After considering the views of stakeholders, the government of Malaysia has pushed the year limit of its tobacco generational endgame law to 2007 from 2005, reports New Straits Times.
Earlier this year, Health Minister Khairy Jamaluddin tabled a new Tobacco and Smoking Control bill to replace the current tobacco product control legislation under the Food Act 1983. Modeled on similar legislation in New Zealand, the proposal included a provision to ban smoking and prohibit the ownership of tobacco and vape products by those born after 2005.
Postponing the year limit will allow more time for community education, a robust implementation plan and to ramp up enforcement, according to Khairy.
The health minister has been pushing for the Tobacco and Smoking Control Bill in line with efforts to make Malaysia a tobacco-free country by 2040.
He said cigarette smoking would cost the government MYR8 billion ($1.8 billion) to treat lung cancer, heart problems and chronic obstructive pulmonary disease by 2030.
The cabinet gave the green light for the bill on July 14, and it will be tabled and put to a vote in the Parliament’s Lower House this week.
BAT Malaysia said the proposed generational smoking ban is a prohibitive way to reduce the health impact of smoking and will only fuel the illicit tobacco market, which already accounts for almost 60 percent of tobacco sold in Malaysia.
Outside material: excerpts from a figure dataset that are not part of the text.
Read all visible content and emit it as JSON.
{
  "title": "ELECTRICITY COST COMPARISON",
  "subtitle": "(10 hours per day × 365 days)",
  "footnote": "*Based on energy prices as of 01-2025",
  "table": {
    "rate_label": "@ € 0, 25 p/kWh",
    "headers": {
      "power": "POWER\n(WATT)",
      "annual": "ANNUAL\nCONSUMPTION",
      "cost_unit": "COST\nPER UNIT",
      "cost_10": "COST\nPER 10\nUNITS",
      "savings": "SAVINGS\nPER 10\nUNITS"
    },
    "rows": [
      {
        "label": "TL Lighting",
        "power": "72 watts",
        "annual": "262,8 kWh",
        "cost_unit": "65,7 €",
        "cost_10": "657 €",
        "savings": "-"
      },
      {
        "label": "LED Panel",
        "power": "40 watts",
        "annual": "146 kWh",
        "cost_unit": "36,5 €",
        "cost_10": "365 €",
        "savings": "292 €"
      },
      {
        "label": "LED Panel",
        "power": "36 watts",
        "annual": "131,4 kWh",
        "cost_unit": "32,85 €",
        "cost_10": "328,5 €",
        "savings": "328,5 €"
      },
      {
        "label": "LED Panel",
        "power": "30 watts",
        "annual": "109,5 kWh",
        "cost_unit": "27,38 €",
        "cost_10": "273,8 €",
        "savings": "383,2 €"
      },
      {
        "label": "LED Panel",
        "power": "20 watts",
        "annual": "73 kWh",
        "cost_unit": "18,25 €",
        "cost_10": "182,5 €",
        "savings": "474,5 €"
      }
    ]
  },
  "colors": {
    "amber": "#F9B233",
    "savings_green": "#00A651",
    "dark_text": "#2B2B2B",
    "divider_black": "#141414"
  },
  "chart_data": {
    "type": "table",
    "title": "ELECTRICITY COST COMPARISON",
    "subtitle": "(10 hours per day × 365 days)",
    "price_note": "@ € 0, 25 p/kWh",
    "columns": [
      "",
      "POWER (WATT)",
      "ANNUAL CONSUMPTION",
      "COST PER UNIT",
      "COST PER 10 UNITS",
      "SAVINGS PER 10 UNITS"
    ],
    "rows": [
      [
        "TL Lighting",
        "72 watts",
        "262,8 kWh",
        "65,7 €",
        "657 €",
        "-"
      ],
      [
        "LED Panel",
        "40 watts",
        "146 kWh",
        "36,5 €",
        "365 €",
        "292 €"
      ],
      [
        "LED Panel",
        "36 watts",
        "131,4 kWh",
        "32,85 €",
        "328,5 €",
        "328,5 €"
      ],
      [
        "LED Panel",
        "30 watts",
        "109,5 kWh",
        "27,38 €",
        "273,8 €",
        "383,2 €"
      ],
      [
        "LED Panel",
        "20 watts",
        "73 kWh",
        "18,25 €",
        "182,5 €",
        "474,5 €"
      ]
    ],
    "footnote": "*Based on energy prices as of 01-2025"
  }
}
“It has never been tested in the real world, lacks any scientific evidence of effectiveness and is likely to be detrimental to our country’s health agenda,” BAT Malaysia Managing Director Nedal Salem was quoted as saying by The Edge Markets.
He said the Ministry of Health (MOH) should pursue a science-based regulatory framework, informed by the positions of countries such as the U.K., where vaping is acknowledged as significantly less harmful and a viable alternative to reduce smoking prevalence.
BAT Malaysia called on the MOH to include industry players in the overall consultation process in developing appropriate regulations for vapor products.